L’impératif du service Trump est la raison pour laquelle les espoirs présidentiels de l’ancien vice-président Mike Pence sont voués à l’échec. Hier, Pence a encore dit qu’il n’avait pas le pouvoir de renverser les résultats des élections de 2020. Il a généralement essayé d’équilibrer ces défenses avec des déclarations d’affection et de soutien à Trump, mais il n’y a pas d’issue: Pence ne peut tout simplement pas rendre un service suffisant à Trump sans dire qu’il aurait pu renverser l’élection, ce qui serait, bien sûr, disqualifiant aux yeux des fans de Trump.

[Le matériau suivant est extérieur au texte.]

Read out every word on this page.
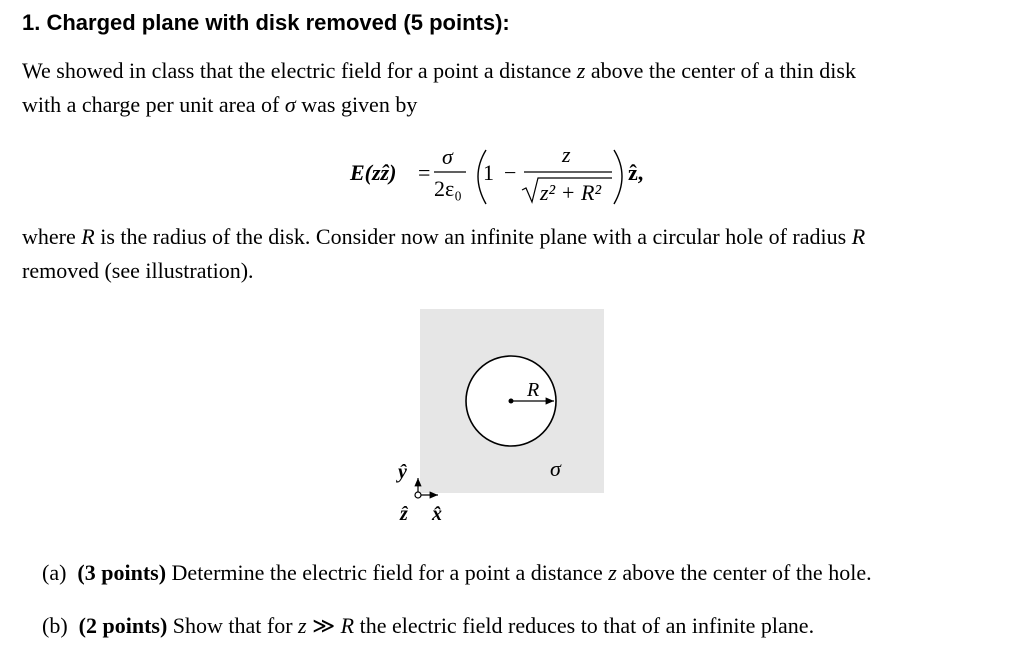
1. Charged plane with disk removed (5 points):
We showed in class that the electric field for a point a distance z above the center of a thin disk
with a charge per unit area of σ was given by
E(zẑ) =
σ
2ε₀
1 −
z
z² + R²
ẑ,
where R is the radius of the disk. Consider now an infinite plane with a circular hole of radius R
removed (see illustration).
R
σ
ŷ
x̂
ẑ
(a) (3 points) Determine the electric field for a point a distance z above the center of the hole.
(b) (2 points) Show that for z ≫ R the electric field reduces to that of an infinite plane.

On pourrait dire que ces contorsions pour pacifier Trump ne sont en réalité que des tentatives pour répondre aux désirs des électeurs républicains, mais cette défense est imparfaite. Premièrement, se complaire aux électeurs qui voulaient renverser une élection légitime (et dorloter leurs fausses affirmations selon lesquelles l’élection a été volée) est une abdication de la citoyenneté et du leadership.

Deuxièmement, si le service Trump est conçu comme un service aux électeurs, c’est au moins un effet de second ordre; les participants semblent les plus préoccupés par ce que fera l’ancien président. Trump est toujours le favori pour la nomination du GOP en 2024, mais il y a des signes que les électeurs sont un peu fatigués de Trump. Victoire de Glenn Youngkin dans la course au poste de gouverneur de Virginie l’an dernier a montré qu’un candidat peut gagner tout en gardant Trump à portée de main. Certains sondages récents ont même révélé que moins de la moitié des électeurs républicains — y compris de nombreux fans de Trump—je veux le voir courir à nouveau en 2024.

En 2016, les électeurs républicains des primaires ont contribué au succès de Trump, alors même que les dirigeants du parti étaient horrifiés par lui. Six ans plus tard, les électeurs se sont un peu refroidis sur Trump, mais l’appareil du parti s’est retourné pour l’apaiser.